Глава 6. Тайны старой крепости
Обедали мы все вместе. Кухарка накрывала стол в одной из зал, где успокаивающе журчала вода, делая стену, по которой струилась, зеркальной. При хорошем освещении можно было увидеть отражение всей нашей компании. И чудилось мне, что живем мы под водой: доктор Фурдик в его поблескивающем драгоценностями зеленом камзоле – несуразный морской конек, Вокан – не любящий излишеств скат, Велица – огромная черепаха (платок из грубого сукна топорщился на плечах и как никогда походил на панцирь), леди Шер в черном платье с ослепительно белым воротником – акула, а я, конечно, русалка: никто не заставлял меня плести косы, и я, пользуясь временной свободой, ходила простоволосая.

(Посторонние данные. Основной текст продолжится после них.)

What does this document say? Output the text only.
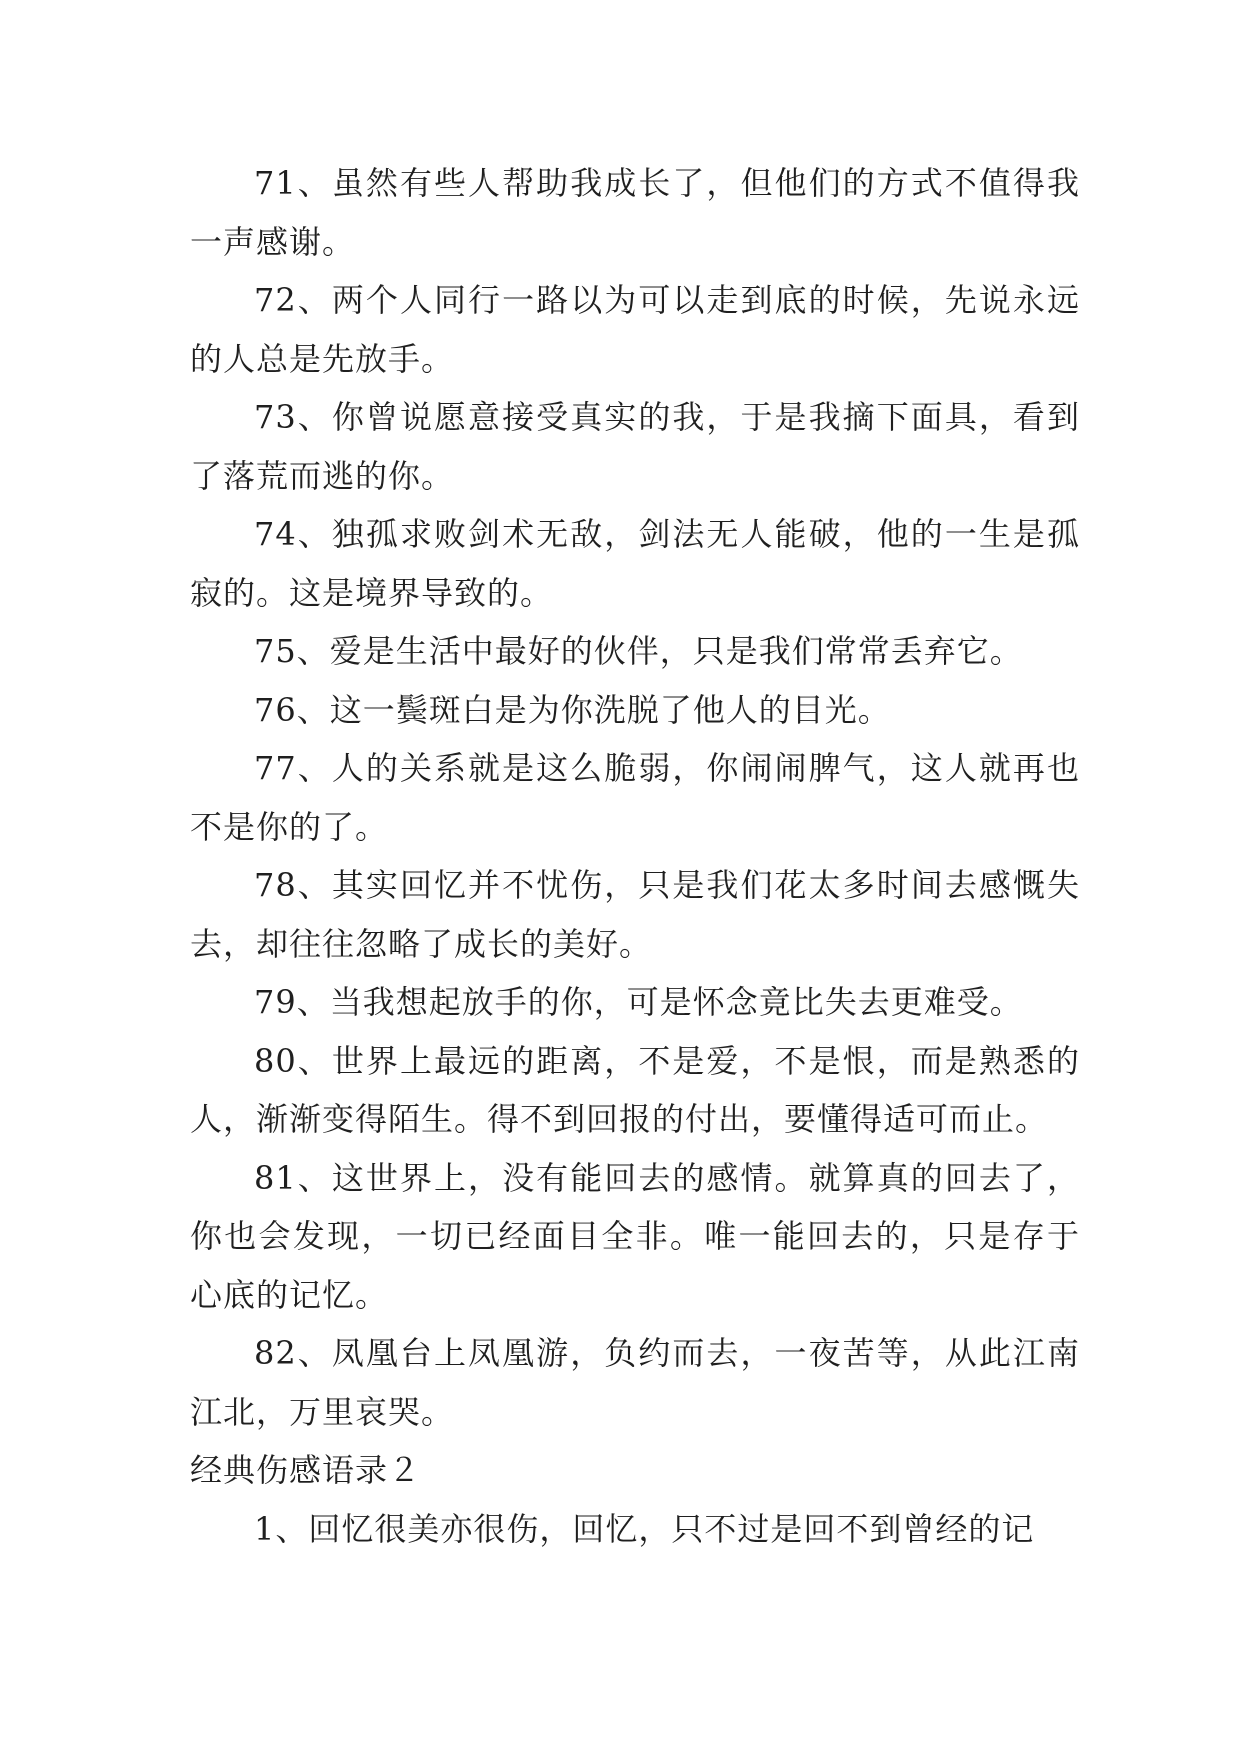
71、虽然有些人帮助我成长了，但他们的方式不值得我一声感谢。

72、两个人同行一路以为可以走到底的时候，先说永远的人总是先放手。

73、你曾说愿意接受真实的我，于是我摘下面具，看到了落荒而逃的你。

74、独孤求败剑术无敌，剑法无人能破，他的一生是孤寂的。这是境界导致的。

75、爱是生活中最好的伙伴，只是我们常常丢弃它。

76、这一鬓斑白是为你洗脱了他人的目光。

77、人的关系就是这么脆弱，你闹闹脾气，这人就再也不是你的了。

78、其实回忆并不忧伤，只是我们花太多时间去感慨失去，却往往忽略了成长的美好。

79、当我想起放手的你，可是怀念竟比失去更难受。

80、世界上最远的距离，不是爱，不是恨，而是熟悉的人，渐渐变得陌生。得不到回报的付出，要懂得适可而止。

81、这世界上，没有能回去的感情。就算真的回去了，你也会发现，一切已经面目全非。唯一能回去的，只是存于心底的记忆。

82、凤凰台上凤凰游，负约而去，一夜苦等，从此江南江北，万里哀哭。

经典伤感语录２

1、回忆很美亦很伤，回忆，只不过是回不到曾经的记
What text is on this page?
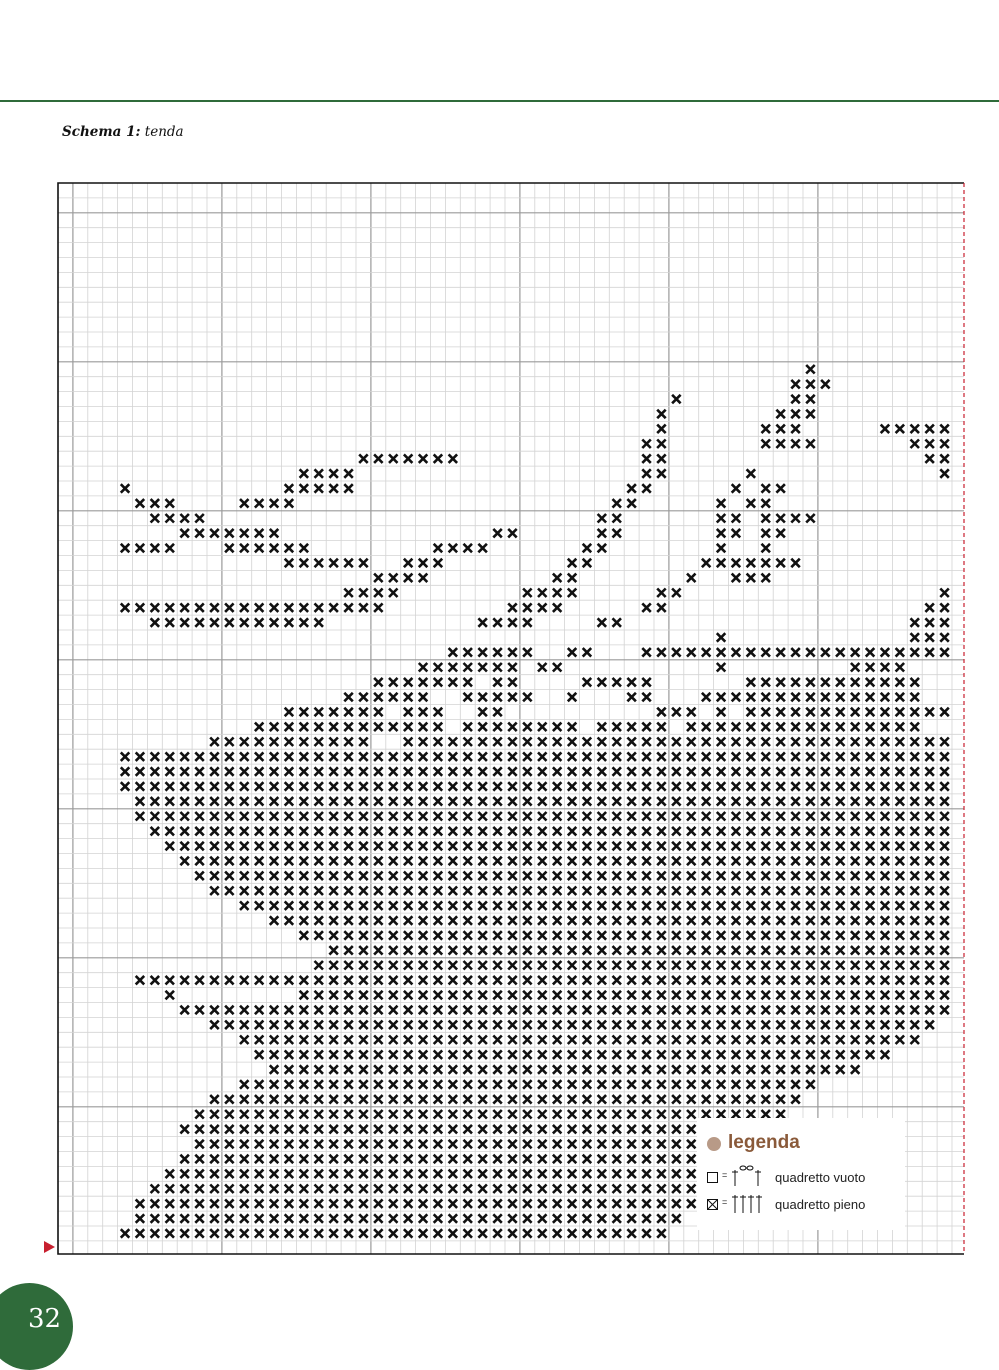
Schema 1: tenda
legenda
=	quadretto vuoto
=	quadretto pieno
32
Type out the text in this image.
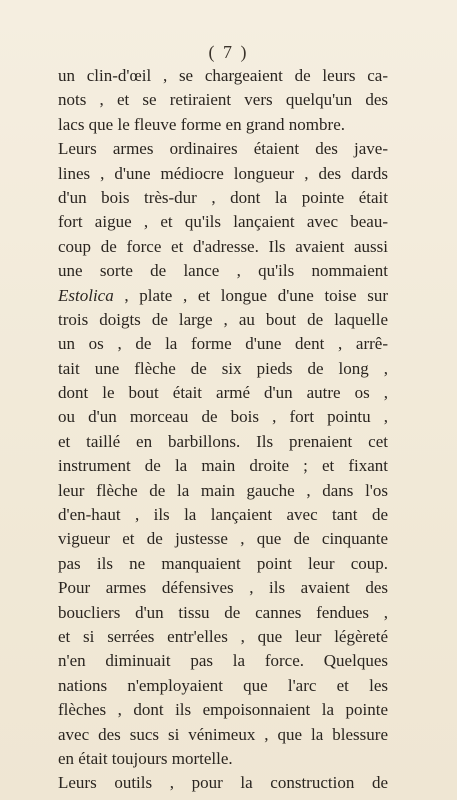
( 7 )
un clin-d'œil , se chargeaient de leurs ca-
nots , et se retiraient vers quelqu'un des
lacs que le fleuve forme en grand nombre.
Leurs armes ordinaires étaient des jave-
lines , d'une médiocre longueur , des dards
d'un bois très-dur , dont la pointe était
fort aigue , et qu'ils lançaient avec beau-
coup de force et d'adresse. Ils avaient aussi
une sorte de lance , qu'ils nommaient
Estolica , plate , et longue d'une toise sur
trois doigts de large , au bout de laquelle
un os , de la forme d'une dent , arrê-
tait une flèche de six pieds de long ,
dont le bout était armé d'un autre os ,
ou d'un morceau de bois , fort pointu ,
et taillé en barbillons. Ils prenaient cet
instrument de la main droite ; et fixant
leur flèche de la main gauche , dans l'os
d'en-haut , ils la lançaient avec tant de
vigueur et de justesse , que de cinquante
pas ils ne manquaient point leur coup.
Pour armes défensives , ils avaient des
boucliers d'un tissu de cannes fendues ,
et si serrées entr'elles , que leur légèreté
n'en diminuait pas la force. Quelques
nations n'employaient que l'arc et les
flèches , dont ils empoisonnaient la pointe
avec des sucs si vénimeux , que la blessure
en était toujours mortelle.
Leurs outils , pour la construction de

В имении «Дикий вепрь» сохранилась книга деда «О море-океане», и я с удовольствием разглядывала водящихся в соленой воде существ. Были на тех картинках страшные твари с восьмью ногами, одним движением разламывающие корабли пополам, были и цари подводные, вооруженные грозными вилами. Я запомнила рисунок, на котором морской владыка страстно целует деву-рыбу. И сейчас, сидя между скатом и черепахой, я никак не могла выбрать, какую же роль отвести Таллену: твари с восьмью ногами, уничтожающей всех и вся, или царя-сладострастца.
– О чем задумалась, красавица? – спросил меня морской конек, отставив бокал с вином.
– Никак не пойму, зачем в потолках дыры? Разве зимой из-за них не холодно?
– Нет, не холодно, – леди Шер отложила вилку. Промокнув салфеткой губы, продолжила: – Наш замок горячими водами обогревается, и заделай мы все эти дыры, сварились бы как рыба в ухе.
– Да, – подтвердил Вокан, – зимой, если на замок со стороны посмотреть, кажется, что он дышит. Будто огромный великан из ноздрей пар выдувает.